I guess the question here is, if i'm using a mysql database and I don't run the migrations, will this break superset for me? If it does, probably better to just create a migration file and have it detect if the db is mysql and if it is, then run it, else just pass.

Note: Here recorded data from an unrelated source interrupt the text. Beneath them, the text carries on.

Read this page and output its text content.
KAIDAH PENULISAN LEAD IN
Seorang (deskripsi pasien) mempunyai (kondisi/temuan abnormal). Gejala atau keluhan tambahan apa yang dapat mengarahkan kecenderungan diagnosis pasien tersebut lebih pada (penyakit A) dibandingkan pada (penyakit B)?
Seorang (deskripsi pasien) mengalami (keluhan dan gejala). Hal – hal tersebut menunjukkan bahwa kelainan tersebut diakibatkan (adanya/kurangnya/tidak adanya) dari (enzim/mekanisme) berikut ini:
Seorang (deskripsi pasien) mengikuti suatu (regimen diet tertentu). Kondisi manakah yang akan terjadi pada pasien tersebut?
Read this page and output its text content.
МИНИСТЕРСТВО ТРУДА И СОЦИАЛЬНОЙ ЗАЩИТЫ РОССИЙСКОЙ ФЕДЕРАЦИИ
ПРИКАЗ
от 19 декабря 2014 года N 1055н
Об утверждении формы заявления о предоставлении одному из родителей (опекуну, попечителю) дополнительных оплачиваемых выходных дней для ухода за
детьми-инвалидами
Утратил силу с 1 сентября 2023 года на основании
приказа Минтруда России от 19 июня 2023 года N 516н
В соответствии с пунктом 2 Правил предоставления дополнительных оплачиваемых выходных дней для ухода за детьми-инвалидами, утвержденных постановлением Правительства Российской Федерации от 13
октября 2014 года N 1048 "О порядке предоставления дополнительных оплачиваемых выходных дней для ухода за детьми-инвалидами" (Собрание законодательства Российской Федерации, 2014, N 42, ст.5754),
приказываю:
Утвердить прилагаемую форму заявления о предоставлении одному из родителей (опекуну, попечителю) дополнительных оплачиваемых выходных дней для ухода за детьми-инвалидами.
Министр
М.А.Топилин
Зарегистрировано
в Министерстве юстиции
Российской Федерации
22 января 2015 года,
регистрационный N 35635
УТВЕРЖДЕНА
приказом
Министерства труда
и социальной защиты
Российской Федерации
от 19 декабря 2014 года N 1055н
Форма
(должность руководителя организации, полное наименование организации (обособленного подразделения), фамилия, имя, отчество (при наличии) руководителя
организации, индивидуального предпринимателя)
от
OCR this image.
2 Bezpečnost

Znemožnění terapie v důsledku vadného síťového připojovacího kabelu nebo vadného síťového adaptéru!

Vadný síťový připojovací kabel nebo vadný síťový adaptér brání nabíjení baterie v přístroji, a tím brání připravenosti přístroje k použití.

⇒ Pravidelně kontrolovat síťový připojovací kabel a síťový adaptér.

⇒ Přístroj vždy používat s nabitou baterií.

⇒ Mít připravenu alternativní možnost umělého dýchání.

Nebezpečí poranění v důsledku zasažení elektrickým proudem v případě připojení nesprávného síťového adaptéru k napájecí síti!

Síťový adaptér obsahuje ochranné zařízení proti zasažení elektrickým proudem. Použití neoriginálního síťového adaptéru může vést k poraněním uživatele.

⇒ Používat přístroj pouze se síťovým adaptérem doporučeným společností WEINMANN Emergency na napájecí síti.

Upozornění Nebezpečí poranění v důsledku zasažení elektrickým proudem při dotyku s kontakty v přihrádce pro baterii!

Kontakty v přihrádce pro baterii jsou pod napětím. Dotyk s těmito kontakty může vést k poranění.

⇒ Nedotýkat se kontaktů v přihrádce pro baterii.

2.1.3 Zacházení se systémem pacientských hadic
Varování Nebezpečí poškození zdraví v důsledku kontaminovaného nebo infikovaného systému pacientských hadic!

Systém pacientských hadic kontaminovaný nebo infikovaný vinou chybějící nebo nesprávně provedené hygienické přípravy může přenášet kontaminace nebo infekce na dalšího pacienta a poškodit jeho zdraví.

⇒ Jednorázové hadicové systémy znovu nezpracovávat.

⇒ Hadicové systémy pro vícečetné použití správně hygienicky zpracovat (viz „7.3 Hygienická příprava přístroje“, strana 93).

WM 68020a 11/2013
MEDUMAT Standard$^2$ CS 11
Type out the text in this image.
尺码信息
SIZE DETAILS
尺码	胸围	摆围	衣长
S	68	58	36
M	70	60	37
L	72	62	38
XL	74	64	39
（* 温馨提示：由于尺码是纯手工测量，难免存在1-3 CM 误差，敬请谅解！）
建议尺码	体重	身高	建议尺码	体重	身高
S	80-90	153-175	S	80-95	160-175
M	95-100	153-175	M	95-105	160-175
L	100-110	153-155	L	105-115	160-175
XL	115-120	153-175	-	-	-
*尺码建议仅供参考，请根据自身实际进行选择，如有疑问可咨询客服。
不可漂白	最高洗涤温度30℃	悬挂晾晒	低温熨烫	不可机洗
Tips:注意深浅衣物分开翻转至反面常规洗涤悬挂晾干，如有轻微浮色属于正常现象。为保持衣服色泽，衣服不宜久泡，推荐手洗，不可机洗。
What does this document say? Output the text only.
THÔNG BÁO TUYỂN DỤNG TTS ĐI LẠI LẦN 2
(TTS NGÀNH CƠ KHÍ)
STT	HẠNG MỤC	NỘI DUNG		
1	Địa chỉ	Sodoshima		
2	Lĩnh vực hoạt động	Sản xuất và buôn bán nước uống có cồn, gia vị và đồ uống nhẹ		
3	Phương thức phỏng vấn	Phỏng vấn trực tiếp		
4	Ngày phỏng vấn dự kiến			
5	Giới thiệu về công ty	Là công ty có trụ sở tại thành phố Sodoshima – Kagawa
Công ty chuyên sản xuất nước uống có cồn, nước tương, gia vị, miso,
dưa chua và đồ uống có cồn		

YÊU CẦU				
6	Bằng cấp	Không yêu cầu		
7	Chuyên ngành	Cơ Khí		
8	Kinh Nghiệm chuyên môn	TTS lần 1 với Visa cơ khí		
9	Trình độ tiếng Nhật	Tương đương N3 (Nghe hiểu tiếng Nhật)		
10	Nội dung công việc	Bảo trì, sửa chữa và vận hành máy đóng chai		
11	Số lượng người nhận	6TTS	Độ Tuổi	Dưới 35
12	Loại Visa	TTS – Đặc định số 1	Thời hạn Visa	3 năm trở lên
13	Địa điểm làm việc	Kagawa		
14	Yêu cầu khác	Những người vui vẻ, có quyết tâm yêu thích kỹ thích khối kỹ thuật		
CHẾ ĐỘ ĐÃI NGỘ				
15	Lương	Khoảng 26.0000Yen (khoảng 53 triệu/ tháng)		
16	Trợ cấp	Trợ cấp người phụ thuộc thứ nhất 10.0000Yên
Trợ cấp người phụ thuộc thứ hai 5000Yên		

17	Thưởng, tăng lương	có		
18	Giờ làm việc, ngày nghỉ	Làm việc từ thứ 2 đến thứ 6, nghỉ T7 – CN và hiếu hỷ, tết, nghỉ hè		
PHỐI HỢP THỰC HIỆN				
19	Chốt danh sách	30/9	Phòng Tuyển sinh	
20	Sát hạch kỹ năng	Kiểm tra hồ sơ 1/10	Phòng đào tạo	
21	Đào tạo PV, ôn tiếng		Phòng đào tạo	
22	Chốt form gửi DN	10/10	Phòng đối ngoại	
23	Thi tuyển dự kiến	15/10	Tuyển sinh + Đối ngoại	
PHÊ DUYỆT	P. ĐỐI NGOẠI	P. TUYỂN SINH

I think automatic migration as @sadpandajoe suggests is better even if it's not strictly required, to be sure that all users starting from version X applied this migration. This seems more consistent and less problems in the future.
Therefore I plan to
- Create a migration file that detects whether MySQL is being used and applies the actions suggested by @michael-s-molina.
- Write some tests to ensure the migration works correctly.
- Add a note in UPDATING.md stating that applying the migration requires downtime.
Looks like this needs conflict resolution and perhaps some migration work. I'll set it to draft for now.